An American kids’ TV show featuring four actors with British accents who when auditioned were told it was for a British version of The Monkees (who in turn were an American version of The Beatles) and that’s before we even got to the storyline about Benita Bizarre who lives in a juke box and spends her life pursuing The Bugaloos, four teenagers dressed as insects (a bee, a butterfly, a ladybird and a grasshopper) who fly around, sometimes on surf boards. You see she doesn’t like them because she’s jealous of the great music they make. Ladies and gentlemen welcome to the world of the Krofft Brothers (Martin and Sidney) who in the late 1960s and early 1970s produced some psychedelic kids’ TV programmes that would put Timothy Leary to shame. Turn on, tune in, wonder what the feck is going on.
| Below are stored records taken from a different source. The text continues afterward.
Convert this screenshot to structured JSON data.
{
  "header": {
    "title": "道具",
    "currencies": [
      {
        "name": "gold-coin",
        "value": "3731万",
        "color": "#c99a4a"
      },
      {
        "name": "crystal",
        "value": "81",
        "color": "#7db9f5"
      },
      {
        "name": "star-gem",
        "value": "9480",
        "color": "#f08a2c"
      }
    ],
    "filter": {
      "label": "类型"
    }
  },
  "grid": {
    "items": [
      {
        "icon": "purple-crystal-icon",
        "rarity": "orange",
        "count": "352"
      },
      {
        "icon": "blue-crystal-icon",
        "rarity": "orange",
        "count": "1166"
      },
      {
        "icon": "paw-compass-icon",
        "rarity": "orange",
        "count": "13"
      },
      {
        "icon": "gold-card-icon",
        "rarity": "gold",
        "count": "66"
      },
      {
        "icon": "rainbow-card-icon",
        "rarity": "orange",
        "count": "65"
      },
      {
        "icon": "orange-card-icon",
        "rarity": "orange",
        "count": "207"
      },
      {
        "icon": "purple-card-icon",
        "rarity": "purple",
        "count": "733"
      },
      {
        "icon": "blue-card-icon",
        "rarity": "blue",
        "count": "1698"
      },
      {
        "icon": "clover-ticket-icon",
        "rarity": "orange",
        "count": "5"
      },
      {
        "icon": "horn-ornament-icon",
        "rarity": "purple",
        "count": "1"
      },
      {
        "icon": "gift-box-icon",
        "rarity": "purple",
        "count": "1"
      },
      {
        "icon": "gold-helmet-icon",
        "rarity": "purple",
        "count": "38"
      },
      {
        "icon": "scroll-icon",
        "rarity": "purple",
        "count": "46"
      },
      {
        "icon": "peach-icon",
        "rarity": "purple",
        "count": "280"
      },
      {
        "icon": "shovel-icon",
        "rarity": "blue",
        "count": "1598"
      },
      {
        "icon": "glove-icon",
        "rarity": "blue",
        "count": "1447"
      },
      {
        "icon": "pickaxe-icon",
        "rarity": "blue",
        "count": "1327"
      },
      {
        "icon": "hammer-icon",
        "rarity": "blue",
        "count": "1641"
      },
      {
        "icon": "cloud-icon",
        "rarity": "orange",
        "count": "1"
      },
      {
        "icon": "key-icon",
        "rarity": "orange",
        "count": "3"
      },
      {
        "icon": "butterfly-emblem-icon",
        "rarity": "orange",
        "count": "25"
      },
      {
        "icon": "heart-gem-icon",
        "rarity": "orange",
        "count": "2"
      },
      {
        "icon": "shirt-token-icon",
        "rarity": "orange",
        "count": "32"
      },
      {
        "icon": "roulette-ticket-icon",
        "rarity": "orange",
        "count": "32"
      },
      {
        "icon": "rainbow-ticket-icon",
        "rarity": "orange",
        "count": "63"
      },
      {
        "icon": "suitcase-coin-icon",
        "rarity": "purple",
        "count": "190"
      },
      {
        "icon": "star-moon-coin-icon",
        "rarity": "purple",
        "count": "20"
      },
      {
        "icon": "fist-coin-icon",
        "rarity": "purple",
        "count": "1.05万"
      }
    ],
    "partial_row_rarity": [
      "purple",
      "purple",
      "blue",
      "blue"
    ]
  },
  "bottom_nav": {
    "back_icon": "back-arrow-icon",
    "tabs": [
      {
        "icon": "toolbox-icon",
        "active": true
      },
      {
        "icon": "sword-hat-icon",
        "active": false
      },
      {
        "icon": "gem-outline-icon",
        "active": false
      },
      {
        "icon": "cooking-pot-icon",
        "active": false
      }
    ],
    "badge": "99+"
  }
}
The brothers started off as puppeteers, initially working apart but joining forces in the late 1950s with an adult themed puppet show called Les Pouppes de Paris (the Dolls of Paris), featuring topless puppets which was condemned by Billy Graham having been the main attraction at the 1962 Seattle World’s Fair. The show went on to tour the States and was seen by an estimated 9 million people. They followed this by having their own slot on the Dean Martin Show but were fired after 8 episodes as Martin felt the puppets were upstaging him.
Following on from their puppeteering successes the brothers used their experience to design the sets and costumes for the Banana Splits and in 1969 developed and produced their own children’s TV show called H.R. Pufnstuf (more on this in a future post we hope). This ran for one season and was quickly followed in 1970 by The Bugaloos. There were only ever 17 episodes made and much like H.R. Pufnstuf before only ran for one season. Quite why these shows only ran for a single season is difficult to establish as they seem to have been popular and well-received. Perhaps each concept just ran its course and the ideas began to dry up but certainly in terms of new ideas and shows the brothers were never short of new concepts and went on to work almost non-stop throughout the 1970s and 80s. It seems they are still working now but presumably not quite as vigourously as they were in their younger days.
Such is the range and scope of work produced by the Krofft brothers that it seems certain we will revisit them here in the future whether it be to look at the fantastically named H.R. Pufnstuf or some of their other imaginative creations such as Magic Mongo, Far Out Space Nuts or Electra Woman & Dyna Girl.
VoEA Quick Fact – Phil Collins auditioned for the role of I.Q. the grasshopper but was just pipped at the post by John McIndoe. Later the same year Collins went on to join Genesis. How different the pop landscape would have been had Collins landed that role.